From: Steven Rostedt
Date: Wed Oct 03 2018 - 13:37:11 EST


On Wed, 3 Oct 2018 10:16:08 -0700
Daniel Wang <wonderfly@xxxxxxxxxx> wrote:

> On Wed, Oct 3, 2018 at 2:14 AM Petr Mladek <pmladek@xxxxxxxx> wrote:
> >
> > On Tue 2018-10-02 21:23:27, Steven Rostedt wrote:
> > > I don't see the big deal of backporting this. The biggest complaints
> > > about backports are from fixes that were added to late -rc releases
> > > where the fixes didn't get much testing. This commit was added in 4.16,
> > > and hasn't had any issues due to the design. Although a fix has been
> > > added:
> > >
> > > c14376de3a1 ("printk: Wake klogd when passing console_lock owner")
> >
> > As I said, I am fine with backporting the console_lock owner stuff
> > into the stable release.
> >
> > I just wonder (like Sergey) what the real problem is. The console_lock
> > owner handshake is not fully reliable. It is might be good enough

I'm not sure what you mean by 'not fully reliable'

> > to prevent softlockup. But we should not relay on it to prevent
> > a deadlock.
>
> Yes. I myself was curious too. :)
>
> >
> > My new theory ;-)
> >
> > printk_safe_flush() is called in nmi_trigger_cpumask_backtrace().
> > => watchdog_timer_fn() is blocked until all backtraces are printed.
> >
> > Now, the original report complained that the system rebooted before
> > all backtraces were printed. It means that panic() was called
> > on another CPU. My guess is that it is from the hardlockup detector.
> > And the panic() was not able to flush the console because it was
> > not able to take console_lock.
> >
> > IMHO, there was not a real deadlock. The console_lock owner
> > handshake jsut helped to get console_lock in panic() and
> > flush all messages before reboot => it is reasonable
> > and acceptable fix.

Agreed.


>
> I had the same speculation. Tried to capture a lockdep snippet with
> CONFIG_PROVE_LOCKING turned on but didn't get anything. But
> maybe I was doing it wrong.
>
> >
> > Just to be sure. Daniel, could you please send a log with
> > the console_lock owner stuff backported?
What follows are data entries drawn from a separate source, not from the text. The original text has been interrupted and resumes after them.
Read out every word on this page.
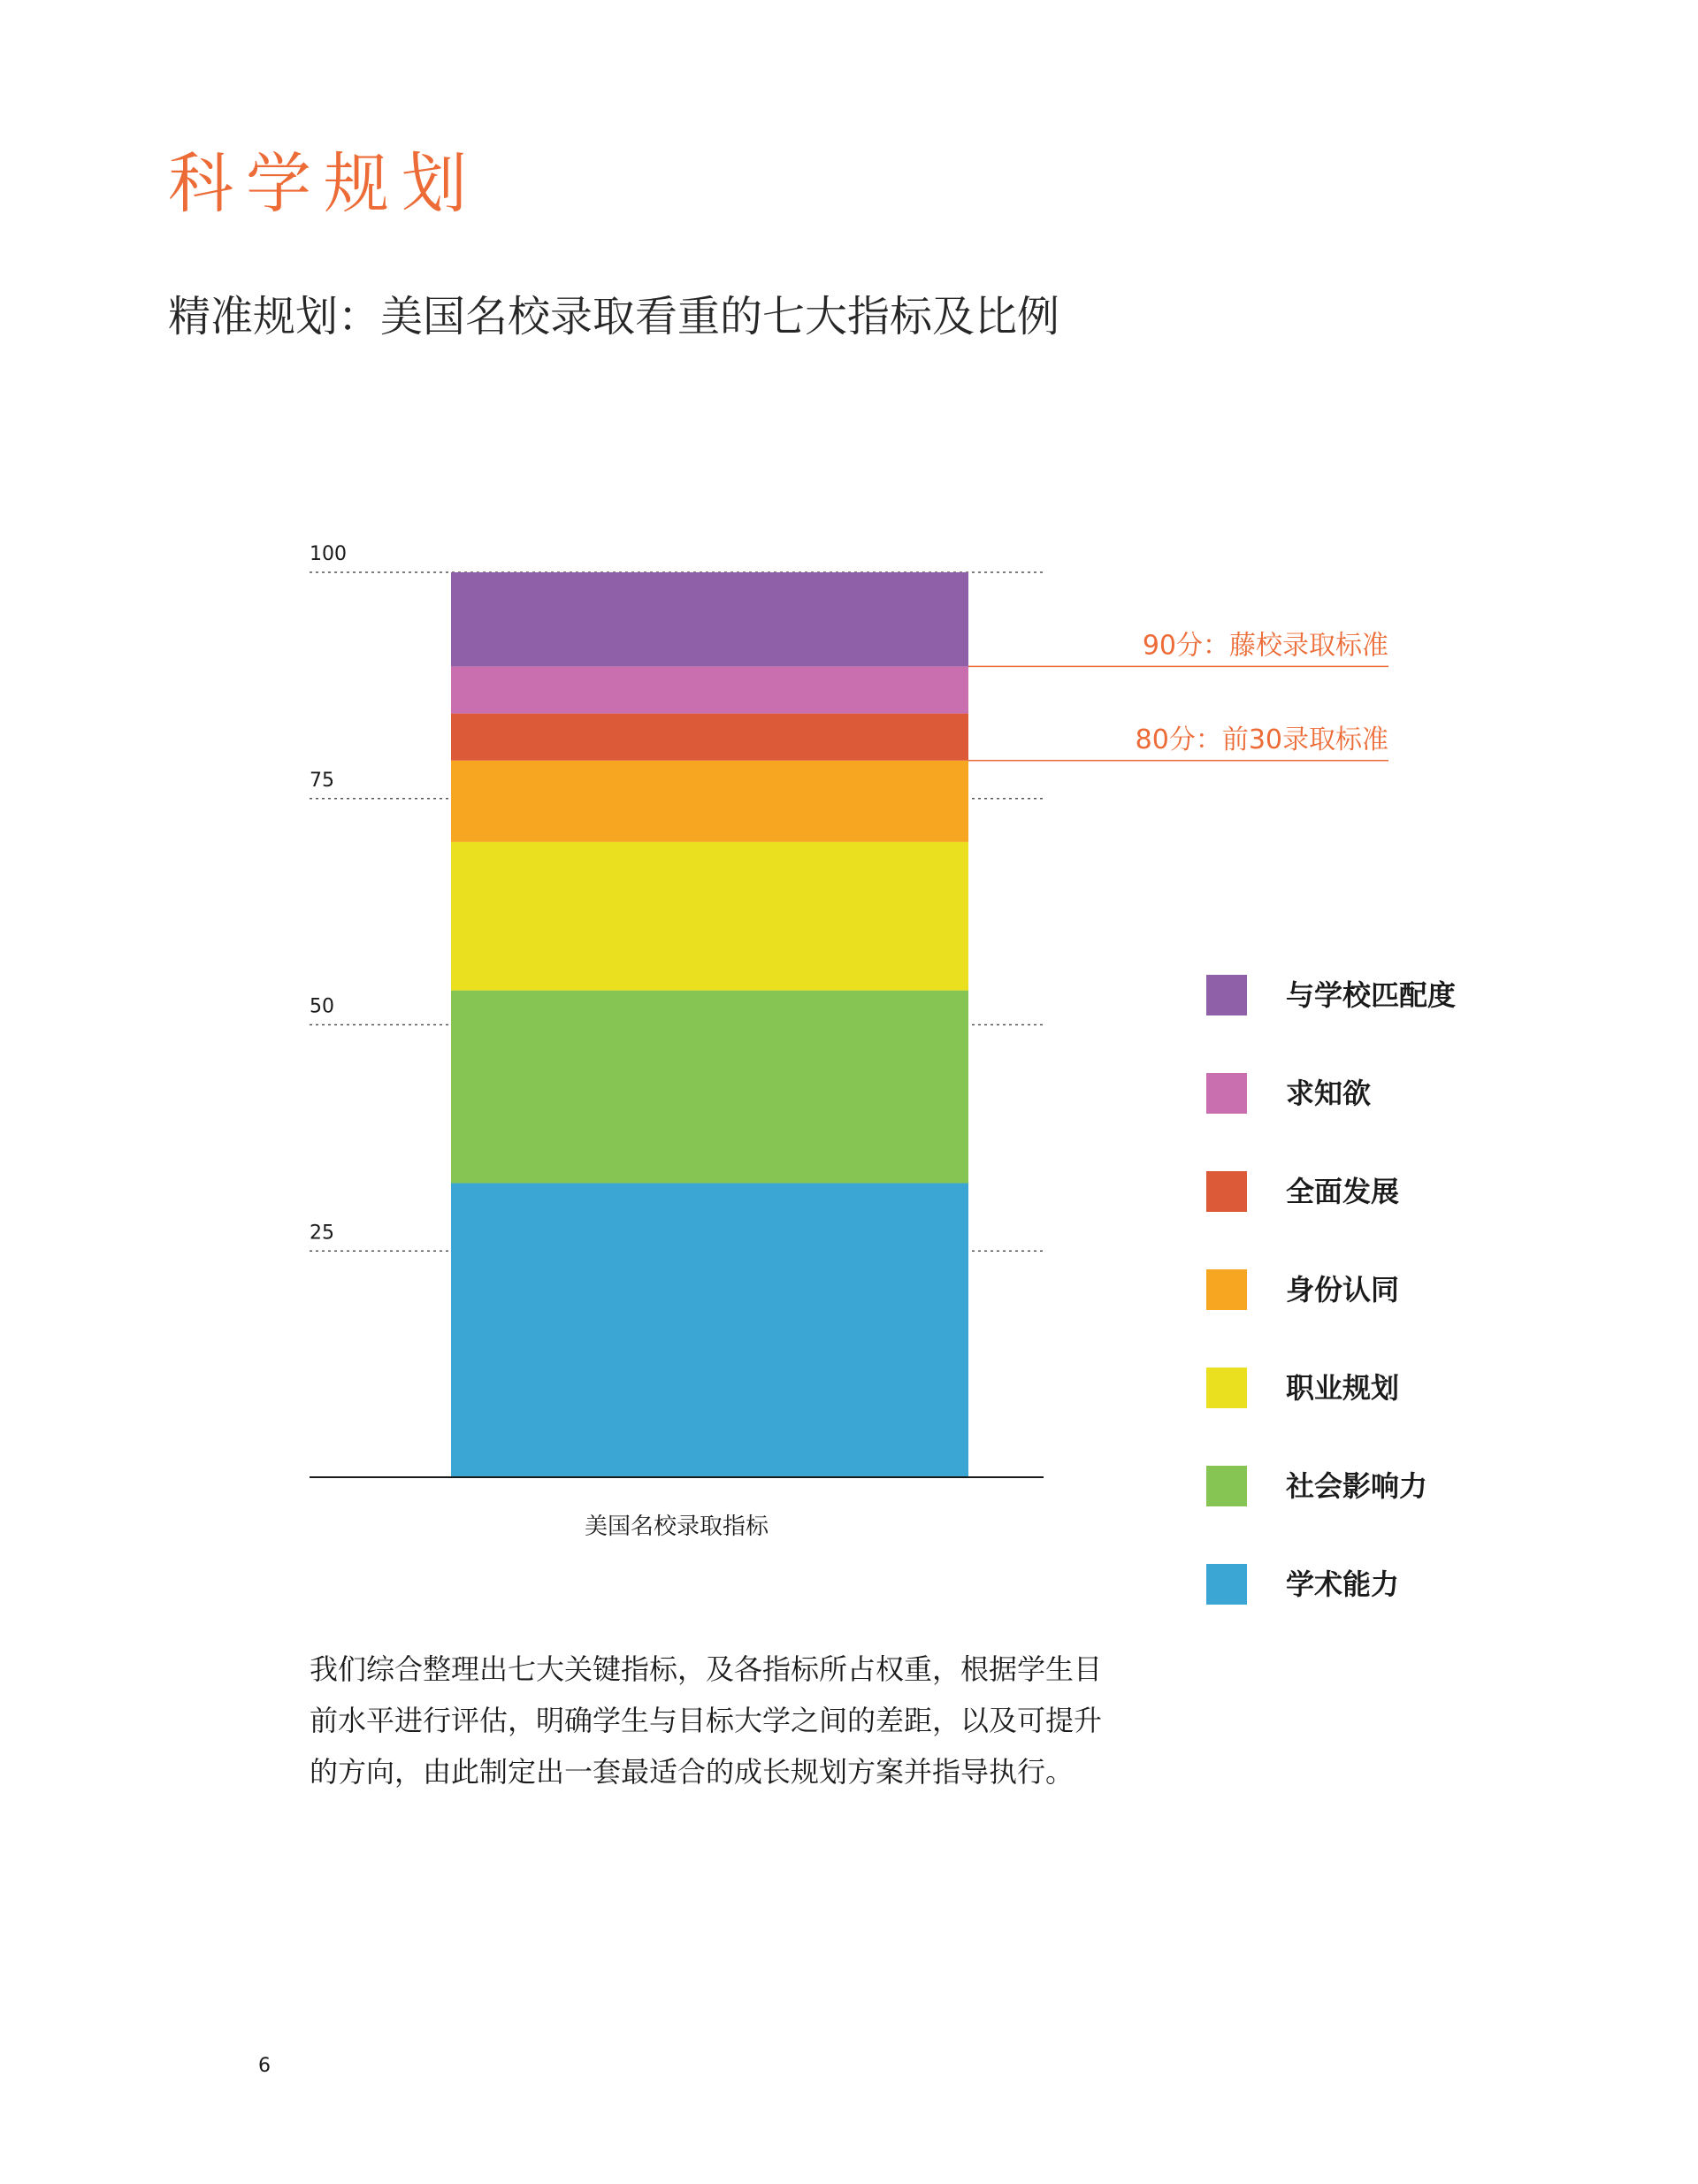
科学规划
精准规划：美国名校录取看重的七大指标及比例
100
75
50
25
美国名校录取指标
90分：藤校录取标准
80分：前30录取标准
与学校匹配度
求知欲
全面发展
身份认同
职业规划
社会影响力
学术能力

我们综合整理出七大关键指标，及各指标所占权重，根据学生目前水平进行评估，明确学生与目标大学之间的差距，以及可提升的方向，由此制定出一套最适合的成长规划方案并指导执行。

6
There we would see
> > who called the panic() and why it rebooted early.
>
> Sure. Here is one. It's a bit long but complete. I attached another log
> snippet below it which is what I got when `softlockup_panic` was turned
> off. The log was from the IRQ task that was flushing the printk buffer. I
> will be taking a closer look at it too but in case you'll find it helpful.

Just so I understand correctly. Does the panic hit with and without the
suggested backport patch? The only difference is that you get the full
output with the patch and limited output without it?

-- Steve